Is there anything that you particularly liked about that experience, or would do differently?
I can’t think of anything I didn’t love while doing it, which is kind of amazing. I just fell in love with the theatre, with everything about it, I just got smitten, completely. I’m working with this new production company, I think it’s their first season – Pencil Kit Productions – and I just think Claren Grosz is… she’s young and she’s intelligent, she’s on it. So a play that I loved, and a company that I loved, and of course at Theatre Passe-Muraille, it’s at this great space. So it’s easy to love everything. What would I do differently? That thing about it not being static, like the rain that’s in the backdrop, I feel like my static installations didn’t allow me to make that a dynamic kind of thing. I wanted originally for the actors to walk out with the rain, and put it in front of the character, and that was impossible, because it would all get tangled, and bang.
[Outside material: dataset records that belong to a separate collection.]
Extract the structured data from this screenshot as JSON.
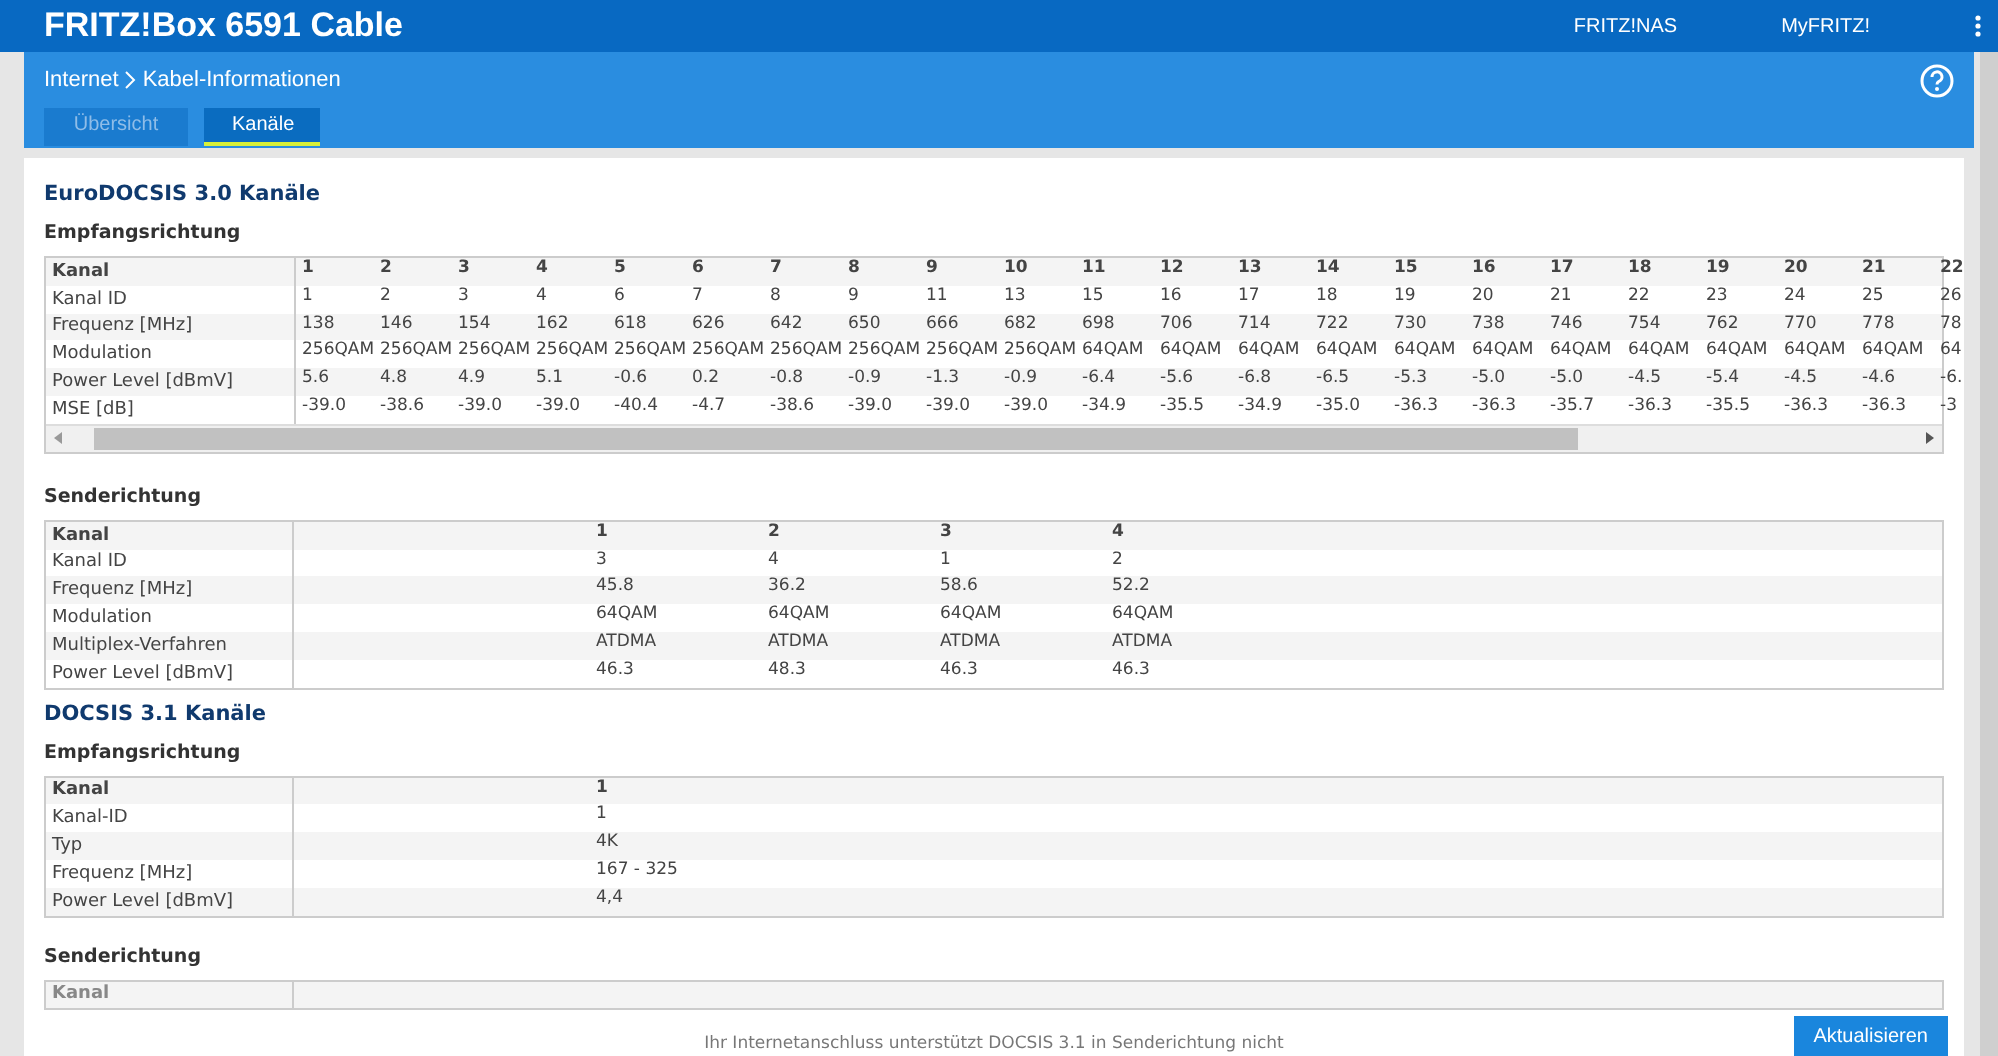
{
  "header": {
    "title": "FRITZ!Box 6591 Cable",
    "links": [
      "FRITZ!NAS",
      "MyFRITZ!"
    ]
  },
  "breadcrumb": {
    "items": [
      "Internet",
      "Kabel-Informationen"
    ]
  },
  "tabs": [
    {
      "label": "Übersicht",
      "selected": false
    },
    {
      "label": "Kanäle",
      "selected": true
    }
  ],
  "sections": [
    {
      "title": "EuroDOCSIS 3.0 Kanäle",
      "tables": [
        {
          "title": "Empfangsrichtung",
          "kind": "wide",
          "rows": [
            {
              "label": "Kanal",
              "cells": [
                "1",
                "2",
                "3",
                "4",
                "5",
                "6",
                "7",
                "8",
                "9",
                "10",
                "11",
                "12",
                "13",
                "14",
                "15",
                "16",
                "17",
                "18",
                "19",
                "20",
                "21",
                "22"
              ]
            },
            {
              "label": "Kanal ID",
              "cells": [
                "1",
                "2",
                "3",
                "4",
                "6",
                "7",
                "8",
                "9",
                "11",
                "13",
                "15",
                "16",
                "17",
                "18",
                "19",
                "20",
                "21",
                "22",
                "23",
                "24",
                "25",
                "26"
              ]
            },
            {
              "label": "Frequenz [MHz]",
              "cells": [
                "138",
                "146",
                "154",
                "162",
                "618",
                "626",
                "642",
                "650",
                "666",
                "682",
                "698",
                "706",
                "714",
                "722",
                "730",
                "738",
                "746",
                "754",
                "762",
                "770",
                "778",
                "78"
              ]
            },
            {
              "label": "Modulation",
              "cells": [
                "256QAM",
                "256QAM",
                "256QAM",
                "256QAM",
                "256QAM",
                "256QAM",
                "256QAM",
                "256QAM",
                "256QAM",
                "256QAM",
                "64QAM",
                "64QAM",
                "64QAM",
                "64QAM",
                "64QAM",
                "64QAM",
                "64QAM",
                "64QAM",
                "64QAM",
                "64QAM",
                "64QAM",
                "64"
              ]
            },
            {
              "label": "Power Level [dBmV]",
              "cells": [
                "5.6",
                "4.8",
                "4.9",
                "5.1",
                "-0.6",
                "0.2",
                "-0.8",
                "-0.9",
                "-1.3",
                "-0.9",
                "-6.4",
                "-5.6",
                "-6.8",
                "-6.5",
                "-5.3",
                "-5.0",
                "-5.0",
                "-4.5",
                "-5.4",
                "-4.5",
                "-4.6",
                "-6."
              ]
            },
            {
              "label": "MSE [dB]",
              "cells": [
                "-39.0",
                "-38.6",
                "-39.0",
                "-39.0",
                "-40.4",
                "-4.7",
                "-38.6",
                "-39.0",
                "-39.0",
                "-39.0",
                "-34.9",
                "-35.5",
                "-34.9",
                "-35.0",
                "-36.3",
                "-36.3",
                "-35.7",
                "-36.3",
                "-35.5",
                "-36.3",
                "-36.3",
                "-3"
              ]
            }
          ]
        },
        {
          "title": "Senderichtung",
          "kind": "narrow",
          "rows": [
            {
              "label": "Kanal",
              "cells": [
                "1",
                "2",
                "3",
                "4"
              ]
            },
            {
              "label": "Kanal ID",
              "cells": [
                "3",
                "4",
                "1",
                "2"
              ]
            },
            {
              "label": "Frequenz [MHz]",
              "cells": [
                "45.8",
                "36.2",
                "58.6",
                "52.2"
              ]
            },
            {
              "label": "Modulation",
              "cells": [
                "64QAM",
                "64QAM",
                "64QAM",
                "64QAM"
              ]
            },
            {
              "label": "Multiplex-Verfahren",
              "cells": [
                "ATDMA",
                "ATDMA",
                "ATDMA",
                "ATDMA"
              ]
            },
            {
              "label": "Power Level [dBmV]",
              "cells": [
                "46.3",
                "48.3",
                "46.3",
                "46.3"
              ]
            }
          ]
        }
      ]
    },
    {
      "title": "DOCSIS 3.1 Kanäle",
      "tables": [
        {
          "title": "Empfangsrichtung",
          "kind": "narrow",
          "rows": [
            {
              "label": "Kanal",
              "cells": [
                "1"
              ]
            },
            {
              "label": "Kanal-ID",
              "cells": [
                "1"
              ]
            },
            {
              "label": "Typ",
              "cells": [
                "4K"
              ]
            },
            {
              "label": "Frequenz [MHz]",
              "cells": [
                "167 - 325"
              ]
            },
            {
              "label": "Power Level [dBmV]",
              "cells": [
                "4,4"
              ]
            }
          ]
        },
        {
          "title": "Senderichtung",
          "kind": "faded",
          "rows": [
            {
              "label": "Kanal",
              "cells": []
            }
          ],
          "message": "Ihr Internetanschluss unterstützt DOCSIS 3.1 in Senderichtung nicht"
        }
      ]
    }
  ],
  "footer": {
    "button": "Aktualisieren"
  }
}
So I think, going forward, if I’m lucky enough to do this again, I would be able to really play with how dynamic that space is, and push the envelope for the raindrops or whatever needs to be pushed.
Do you have any concrete plans to do anything else in the future?
Oh I hope so! But you know, I just kind of landed in this. So hopefully Pencil Kit will want me back! I’ll just stalk Craigslist! [laughs]
It must be nice to have discovered this, even by accident, that this is a medium that works for you.
Yeah. It was amazing.
Is there anything else you wanted to add?
No, nothing, I’m just glad you asked me some questions! Thank you.